Cost of data breaches in Australia going up, criminal attacks to blame: Symantec

Latest research from security vendor find that data breaches are increasingly becoming costly for local businesses

Organisations should be aware that dealing with a breach is becoming an increasingly costly endeavour, according to Symantec.

The caution comes by the way of Symantec’s recent 2011 Cost of Data Breach Study, which has found that the average cost of a data breach reported by Australian organisations has maintained an upward trend for the third year in a row.

For Symantec Pacific director of specialist solutions, Sean Kopelke, the increase in the overall cost of data breaches is significant when it is broken down into the two levels of cost per record and the overall total cost to an organisation.

“Both of them went up, with cost per record going from $128 to $138 in 2011, and total cost going from $2 million in 2010 to $2.16 million in 2011,” he said.

What Kopelke found interesting about this result was that the numbers in overseas regions such as the US. have “flatlined or gone down.”

“In Australia, organisations still spend a lot of their expenses in post-breach, such as mitigating the error, reaching out to customers, and fixing up the problem overall,” he said.

“When you look at the US and Europe, where they have data breach notification laws in place, a lot more of the investment has gone into preventing a breach from happening in the first place.”

As a result, Kopelke sees that contributing to the post-breach being “a lot lower on average,” as they’re happing “a lot less as well.”

“That really does highlight that there’s still a very strong and compelling reason why Australia should consider fast tracking legislation around areas of data breach notification,” he said.

Another key discovery in the report was that malicious or criminal attacks were the most common cause of data breaches in Australia.

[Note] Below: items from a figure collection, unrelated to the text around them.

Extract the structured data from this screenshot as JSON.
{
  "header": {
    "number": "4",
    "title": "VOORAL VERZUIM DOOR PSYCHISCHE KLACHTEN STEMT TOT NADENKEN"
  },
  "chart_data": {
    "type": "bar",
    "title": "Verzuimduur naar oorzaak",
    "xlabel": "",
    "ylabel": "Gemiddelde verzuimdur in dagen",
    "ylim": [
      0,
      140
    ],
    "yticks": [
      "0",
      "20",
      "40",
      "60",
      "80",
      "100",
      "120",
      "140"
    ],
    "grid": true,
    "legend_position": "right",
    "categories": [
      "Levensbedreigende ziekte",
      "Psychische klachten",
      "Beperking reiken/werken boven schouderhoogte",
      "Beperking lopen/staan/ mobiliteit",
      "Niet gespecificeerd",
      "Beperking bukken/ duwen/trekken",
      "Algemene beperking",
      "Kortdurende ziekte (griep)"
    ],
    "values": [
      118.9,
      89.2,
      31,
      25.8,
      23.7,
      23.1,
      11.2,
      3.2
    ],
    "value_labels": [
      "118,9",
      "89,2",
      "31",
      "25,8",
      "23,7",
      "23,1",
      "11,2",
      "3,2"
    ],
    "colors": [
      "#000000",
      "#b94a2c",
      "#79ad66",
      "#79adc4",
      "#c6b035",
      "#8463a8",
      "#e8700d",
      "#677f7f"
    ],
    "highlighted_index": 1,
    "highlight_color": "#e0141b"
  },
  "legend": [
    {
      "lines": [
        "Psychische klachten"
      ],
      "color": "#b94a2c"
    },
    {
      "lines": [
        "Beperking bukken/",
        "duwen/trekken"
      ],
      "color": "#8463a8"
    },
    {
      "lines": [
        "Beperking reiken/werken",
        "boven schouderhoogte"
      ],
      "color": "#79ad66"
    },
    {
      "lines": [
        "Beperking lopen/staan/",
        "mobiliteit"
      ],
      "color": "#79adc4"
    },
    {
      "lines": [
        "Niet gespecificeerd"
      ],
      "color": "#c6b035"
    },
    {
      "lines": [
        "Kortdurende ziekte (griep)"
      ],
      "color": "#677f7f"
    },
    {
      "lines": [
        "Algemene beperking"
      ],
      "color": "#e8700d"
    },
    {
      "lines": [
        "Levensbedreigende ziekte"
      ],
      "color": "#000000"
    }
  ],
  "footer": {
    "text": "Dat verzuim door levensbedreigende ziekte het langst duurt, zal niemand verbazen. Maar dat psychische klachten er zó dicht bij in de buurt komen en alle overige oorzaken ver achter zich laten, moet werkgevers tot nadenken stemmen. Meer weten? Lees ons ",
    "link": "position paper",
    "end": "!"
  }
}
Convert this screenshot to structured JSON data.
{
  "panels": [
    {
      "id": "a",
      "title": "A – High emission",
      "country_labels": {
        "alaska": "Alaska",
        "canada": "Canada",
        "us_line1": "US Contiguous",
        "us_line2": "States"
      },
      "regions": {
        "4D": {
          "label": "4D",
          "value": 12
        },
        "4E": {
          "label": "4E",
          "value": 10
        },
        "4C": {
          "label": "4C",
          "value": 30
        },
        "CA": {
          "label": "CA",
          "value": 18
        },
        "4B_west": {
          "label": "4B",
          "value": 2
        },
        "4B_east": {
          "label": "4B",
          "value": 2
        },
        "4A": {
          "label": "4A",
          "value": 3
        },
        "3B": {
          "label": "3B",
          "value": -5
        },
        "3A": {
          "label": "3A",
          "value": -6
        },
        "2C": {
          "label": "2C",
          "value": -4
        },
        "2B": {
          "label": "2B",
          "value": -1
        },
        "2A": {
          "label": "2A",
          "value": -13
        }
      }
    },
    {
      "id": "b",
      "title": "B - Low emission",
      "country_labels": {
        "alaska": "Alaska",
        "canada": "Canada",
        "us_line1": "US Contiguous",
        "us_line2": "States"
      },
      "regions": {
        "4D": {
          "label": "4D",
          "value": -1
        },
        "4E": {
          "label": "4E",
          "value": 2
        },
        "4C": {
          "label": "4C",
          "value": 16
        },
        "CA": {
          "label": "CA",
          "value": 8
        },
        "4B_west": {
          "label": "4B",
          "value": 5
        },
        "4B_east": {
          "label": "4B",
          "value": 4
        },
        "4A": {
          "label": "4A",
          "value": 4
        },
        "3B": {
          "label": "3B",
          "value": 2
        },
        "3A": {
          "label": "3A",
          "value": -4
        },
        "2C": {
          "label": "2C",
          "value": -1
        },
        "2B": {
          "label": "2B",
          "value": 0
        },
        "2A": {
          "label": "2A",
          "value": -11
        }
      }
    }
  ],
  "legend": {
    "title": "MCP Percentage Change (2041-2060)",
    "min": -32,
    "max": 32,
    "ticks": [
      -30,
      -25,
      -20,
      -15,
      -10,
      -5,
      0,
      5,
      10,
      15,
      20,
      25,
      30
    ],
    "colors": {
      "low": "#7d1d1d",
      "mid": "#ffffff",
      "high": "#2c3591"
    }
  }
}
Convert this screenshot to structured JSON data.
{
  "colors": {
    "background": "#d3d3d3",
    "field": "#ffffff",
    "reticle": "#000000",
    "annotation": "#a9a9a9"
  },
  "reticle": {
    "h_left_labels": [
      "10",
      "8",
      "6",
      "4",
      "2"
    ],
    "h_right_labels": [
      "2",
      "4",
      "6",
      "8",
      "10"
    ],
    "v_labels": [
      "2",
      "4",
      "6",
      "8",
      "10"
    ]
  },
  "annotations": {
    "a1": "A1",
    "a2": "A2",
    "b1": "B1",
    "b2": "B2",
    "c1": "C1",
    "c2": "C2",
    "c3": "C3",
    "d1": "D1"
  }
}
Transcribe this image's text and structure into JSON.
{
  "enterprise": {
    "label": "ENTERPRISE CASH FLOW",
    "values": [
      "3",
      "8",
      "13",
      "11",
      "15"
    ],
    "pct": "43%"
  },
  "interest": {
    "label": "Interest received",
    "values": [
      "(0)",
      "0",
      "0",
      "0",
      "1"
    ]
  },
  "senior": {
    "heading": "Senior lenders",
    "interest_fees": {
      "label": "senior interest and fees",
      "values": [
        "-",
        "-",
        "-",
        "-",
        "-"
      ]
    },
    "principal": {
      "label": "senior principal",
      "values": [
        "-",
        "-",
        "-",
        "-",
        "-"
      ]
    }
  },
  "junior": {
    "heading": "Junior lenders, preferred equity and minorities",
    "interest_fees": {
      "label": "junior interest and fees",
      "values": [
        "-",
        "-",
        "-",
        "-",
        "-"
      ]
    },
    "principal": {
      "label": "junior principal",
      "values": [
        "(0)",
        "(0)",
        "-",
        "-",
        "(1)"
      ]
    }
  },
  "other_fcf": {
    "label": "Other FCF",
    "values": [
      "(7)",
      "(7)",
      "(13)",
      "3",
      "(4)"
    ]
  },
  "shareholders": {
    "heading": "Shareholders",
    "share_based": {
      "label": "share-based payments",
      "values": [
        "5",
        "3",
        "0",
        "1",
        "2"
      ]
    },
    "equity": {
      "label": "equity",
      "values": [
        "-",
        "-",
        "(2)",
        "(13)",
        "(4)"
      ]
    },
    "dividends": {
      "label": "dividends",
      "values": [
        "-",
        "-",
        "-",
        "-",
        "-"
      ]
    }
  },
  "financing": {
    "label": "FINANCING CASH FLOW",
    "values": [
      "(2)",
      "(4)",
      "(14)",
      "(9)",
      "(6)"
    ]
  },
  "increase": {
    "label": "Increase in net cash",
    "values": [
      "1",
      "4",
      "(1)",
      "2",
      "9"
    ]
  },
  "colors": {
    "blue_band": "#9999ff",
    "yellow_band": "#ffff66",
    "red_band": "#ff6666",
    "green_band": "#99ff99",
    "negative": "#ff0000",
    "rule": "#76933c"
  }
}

According to Kopelke, the result does not surprise Symantec and the vendor foresees an increase in these types of attacks for the future.

“Traditionally, you saw a lot of data breaches and it was attributed to employee error, and it still happens,” he said.

“These days in can be very profitable to do a data breach, as there are well organised groups that are going in for malicious reasons to break in and hack into businesses and steal personal identification information to sell it.”

Due to this financially driven motivation, Kopelke feels that the malicious and criminal activities are the main cause, as they quite often happen on a larger scale.

“A well-planned malicious attack is not going to go in and steal some credit cards but in the thousands if not greater,” he said.

A common factor in local data breaches was also found to be lost or stolen devices, a fact that Kopelke attributes to the proliferation of gadgets among employees.

He points to the recent mobility survey that Symantec carried out and how it highlighted that organisations are “embracing mobility in a big way,” as they see the “business benefits for their employees.”

“They highlighted security as an area of concern, along with data leakage,” he said.

“But that aside, organisations understand that there are ways to address that, so lost devices will remain an area on the increase, as there are so many more devices and over 70 per cent of organisations have started putting business applications onto tablets and mobile devices.”

As more confidential information is going to find its way onto these devices, and with people having two or three of them, so there is now a larger chance of losing a device and having it end up in someone else’s hands.

“It will continue to be an area that business have to address from a data breach point of view, and the cost is always going to be lower if they invest into how to stop it from happening in the first place than after the fact,” Kopelke said.

As a result, he expects this area will continue to grow in awareness over the next couple of years.